A tentativa de atrelar ideologia de gênero à soberania nacional revela um governo mais preocupado em agradar sua base militante do que em enfrentar os verdadeiros desafios do país — como o desemprego, a insegurança e o sucateamento da educação e da saúde. Soberania, afinal, é a capacidade de um país de se autogovernar, proteger seu território, sua economia e seus valores fundamentais. Confundir isso com pautas identitárias é, no mínimo, uma distorção do conceito.
Ao elevar debates sobre identidade de gênero ao patamar de “defesa da pátria”, o presidente escancara a prioridade de sua gestão: a ideologização do Estado. Enquanto isso, milhões de brasileiros seguem enfrentando filas no SUS, violência nas ruas e impostos cada vez mais altos para sustentar um inchaço estatal que não devolve o mínimo em serviços públicos de qualidade.
Ninguém está dizendo que pessoas trans não merecem respeito — é evidente que todos os cidadãos brasileiros devem ser tratados com dignidade. Mas é preciso separar isso de um projeto político que tenta impor à força uma agenda ideológica, inclusive nas escolas e nas instituições públicas, sem qualquer debate mais amplo com a sociedade.
A fala de Lula também serve para desviar o foco dos escândalos e da má gestão.
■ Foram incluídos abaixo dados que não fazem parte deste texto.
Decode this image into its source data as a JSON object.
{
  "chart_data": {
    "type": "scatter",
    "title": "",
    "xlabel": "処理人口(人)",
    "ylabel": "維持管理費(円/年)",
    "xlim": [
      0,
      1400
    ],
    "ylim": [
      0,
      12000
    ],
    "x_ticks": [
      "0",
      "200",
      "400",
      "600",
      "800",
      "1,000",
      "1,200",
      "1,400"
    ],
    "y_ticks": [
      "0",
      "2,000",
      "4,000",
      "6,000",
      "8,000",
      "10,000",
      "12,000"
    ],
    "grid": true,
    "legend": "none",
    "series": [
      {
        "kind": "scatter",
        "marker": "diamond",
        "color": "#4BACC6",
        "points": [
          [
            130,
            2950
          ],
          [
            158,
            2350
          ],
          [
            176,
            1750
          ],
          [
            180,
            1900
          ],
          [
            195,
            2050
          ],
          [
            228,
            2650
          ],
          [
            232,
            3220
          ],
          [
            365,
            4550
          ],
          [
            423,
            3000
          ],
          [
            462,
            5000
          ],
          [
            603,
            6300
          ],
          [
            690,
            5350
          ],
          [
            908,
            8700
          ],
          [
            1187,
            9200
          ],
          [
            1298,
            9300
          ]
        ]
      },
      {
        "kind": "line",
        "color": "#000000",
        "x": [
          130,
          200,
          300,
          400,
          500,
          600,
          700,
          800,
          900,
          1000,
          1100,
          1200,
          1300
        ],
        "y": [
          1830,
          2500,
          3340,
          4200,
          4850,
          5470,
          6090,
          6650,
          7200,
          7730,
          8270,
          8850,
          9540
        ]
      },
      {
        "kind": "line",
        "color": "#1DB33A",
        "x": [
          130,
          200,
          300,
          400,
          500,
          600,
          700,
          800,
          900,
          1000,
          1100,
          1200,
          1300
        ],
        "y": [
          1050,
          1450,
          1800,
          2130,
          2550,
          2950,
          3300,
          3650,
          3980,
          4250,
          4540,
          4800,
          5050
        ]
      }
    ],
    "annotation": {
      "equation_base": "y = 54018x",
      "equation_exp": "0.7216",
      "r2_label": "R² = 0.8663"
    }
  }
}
Ao jogar luz sobre temas polêmicos, mas de menor relevância prática para a vida do brasileiro médio, o governo parece querer polarizar o debate público — e, com isso, esconder a falta de resultados concretos em áreas realmente estratégicas.
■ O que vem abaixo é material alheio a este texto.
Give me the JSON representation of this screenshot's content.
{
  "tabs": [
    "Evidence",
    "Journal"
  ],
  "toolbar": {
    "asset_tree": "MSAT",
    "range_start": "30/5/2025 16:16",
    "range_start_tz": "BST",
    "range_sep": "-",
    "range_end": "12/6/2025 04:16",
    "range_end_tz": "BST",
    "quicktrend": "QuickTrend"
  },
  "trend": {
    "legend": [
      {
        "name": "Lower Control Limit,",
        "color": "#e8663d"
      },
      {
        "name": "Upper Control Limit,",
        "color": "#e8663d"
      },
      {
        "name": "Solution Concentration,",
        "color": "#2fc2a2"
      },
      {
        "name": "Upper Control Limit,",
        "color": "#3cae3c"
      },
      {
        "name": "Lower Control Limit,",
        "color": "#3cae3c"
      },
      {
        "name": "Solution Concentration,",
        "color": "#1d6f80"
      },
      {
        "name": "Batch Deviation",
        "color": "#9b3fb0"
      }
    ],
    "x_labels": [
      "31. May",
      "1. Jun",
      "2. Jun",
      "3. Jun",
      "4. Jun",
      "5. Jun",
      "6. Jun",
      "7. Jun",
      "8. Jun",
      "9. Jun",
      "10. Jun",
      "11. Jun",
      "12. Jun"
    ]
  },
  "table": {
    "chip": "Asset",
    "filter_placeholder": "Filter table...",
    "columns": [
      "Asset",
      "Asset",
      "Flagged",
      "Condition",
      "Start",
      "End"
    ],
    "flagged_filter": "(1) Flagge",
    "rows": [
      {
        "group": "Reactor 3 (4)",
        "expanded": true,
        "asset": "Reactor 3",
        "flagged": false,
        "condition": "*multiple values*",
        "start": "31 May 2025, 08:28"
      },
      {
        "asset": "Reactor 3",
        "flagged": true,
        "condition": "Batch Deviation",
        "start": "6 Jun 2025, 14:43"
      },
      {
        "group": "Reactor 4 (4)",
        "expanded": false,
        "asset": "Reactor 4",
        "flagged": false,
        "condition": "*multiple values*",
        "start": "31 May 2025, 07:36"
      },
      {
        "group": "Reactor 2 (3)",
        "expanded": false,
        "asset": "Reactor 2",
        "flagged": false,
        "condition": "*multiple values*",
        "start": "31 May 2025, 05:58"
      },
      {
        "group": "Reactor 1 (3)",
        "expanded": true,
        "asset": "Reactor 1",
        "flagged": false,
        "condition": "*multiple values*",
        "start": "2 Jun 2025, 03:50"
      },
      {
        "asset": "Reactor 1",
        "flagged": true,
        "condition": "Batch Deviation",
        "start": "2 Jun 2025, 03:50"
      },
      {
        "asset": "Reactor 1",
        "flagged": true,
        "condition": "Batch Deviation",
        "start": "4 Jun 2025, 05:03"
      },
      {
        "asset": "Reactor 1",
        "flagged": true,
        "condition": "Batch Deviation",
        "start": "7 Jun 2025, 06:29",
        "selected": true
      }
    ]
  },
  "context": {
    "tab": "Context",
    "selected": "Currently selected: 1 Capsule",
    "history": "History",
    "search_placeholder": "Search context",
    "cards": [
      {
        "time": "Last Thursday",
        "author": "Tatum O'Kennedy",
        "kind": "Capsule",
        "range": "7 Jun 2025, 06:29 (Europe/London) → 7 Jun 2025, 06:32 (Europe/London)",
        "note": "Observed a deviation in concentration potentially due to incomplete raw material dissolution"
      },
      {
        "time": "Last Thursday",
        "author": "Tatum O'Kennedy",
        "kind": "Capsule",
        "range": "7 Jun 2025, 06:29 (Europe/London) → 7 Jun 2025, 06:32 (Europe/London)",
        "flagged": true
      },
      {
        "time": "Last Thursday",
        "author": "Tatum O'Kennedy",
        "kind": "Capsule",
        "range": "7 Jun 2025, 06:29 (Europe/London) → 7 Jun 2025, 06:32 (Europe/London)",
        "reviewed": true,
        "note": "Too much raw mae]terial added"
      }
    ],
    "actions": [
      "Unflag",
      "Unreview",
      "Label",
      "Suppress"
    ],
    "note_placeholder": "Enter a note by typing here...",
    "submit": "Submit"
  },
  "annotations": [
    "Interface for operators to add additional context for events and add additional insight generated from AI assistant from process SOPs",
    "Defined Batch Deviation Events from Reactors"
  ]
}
Soberania se constrói com independência energética, fortalecimento das Forças Armadas, educação de qualidade e geração de empregos. Não com discursos ideológicos que agradam a bolhas, mas não constroem um país mais forte.
A declaração de Lula ocorre na contramão do que defende um de seus principais parceiros diplomáticos. Em nota oficial, a embaixada dos Estados Unidos no Brasil esclareceu que os registros de visto são confidenciais, mas reafirmou que, para fins legais, o governo norte-americano só reconhece os sexos masculino e feminino — “considerados imutáveis desde o nascimento”.
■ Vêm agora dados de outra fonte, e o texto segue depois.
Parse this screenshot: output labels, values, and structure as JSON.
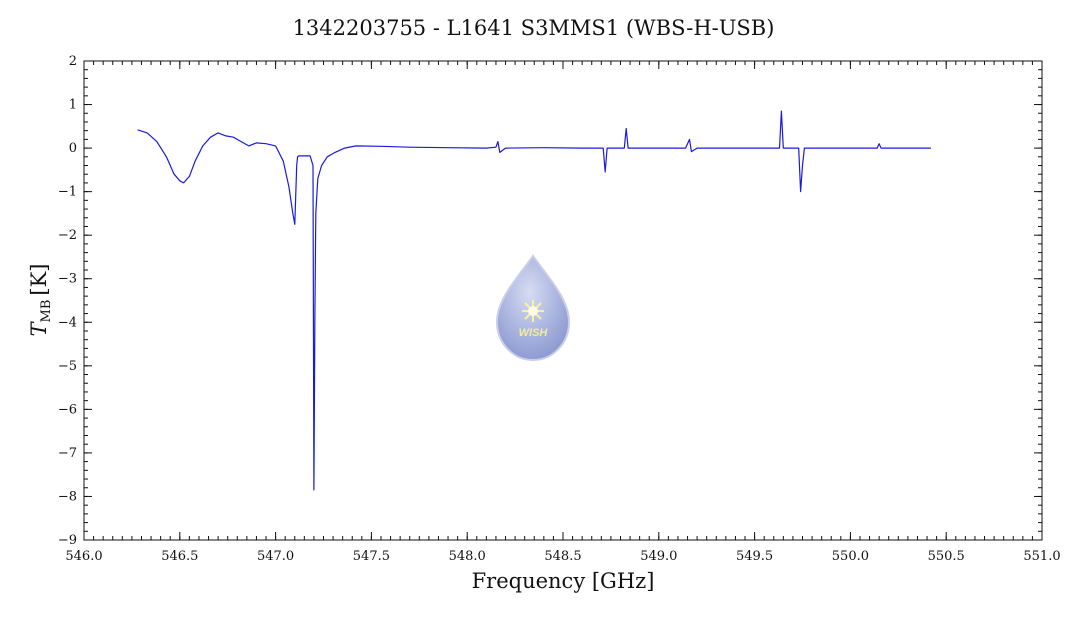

A posição dos EUA contrasta com a retórica adotada pelo presidente brasileiro, que tenta vincular identidade de gênero à soberania nacional. Para muitos analistas, trata-se de mais um exemplo de como o atual governo tem buscado impor uma agenda ideológica que nem mesmo países desenvolvidos — e governados por lideranças progressistas — adotam plenamente em termos legais e diplomáticos.
Soberania se constrói com independência energética, fortalecimento das Forças Armadas, educação de qualidade e geração de empregos. Não com discursos ideológicos que agradam a bolhas, mas não constroem um país mais forte.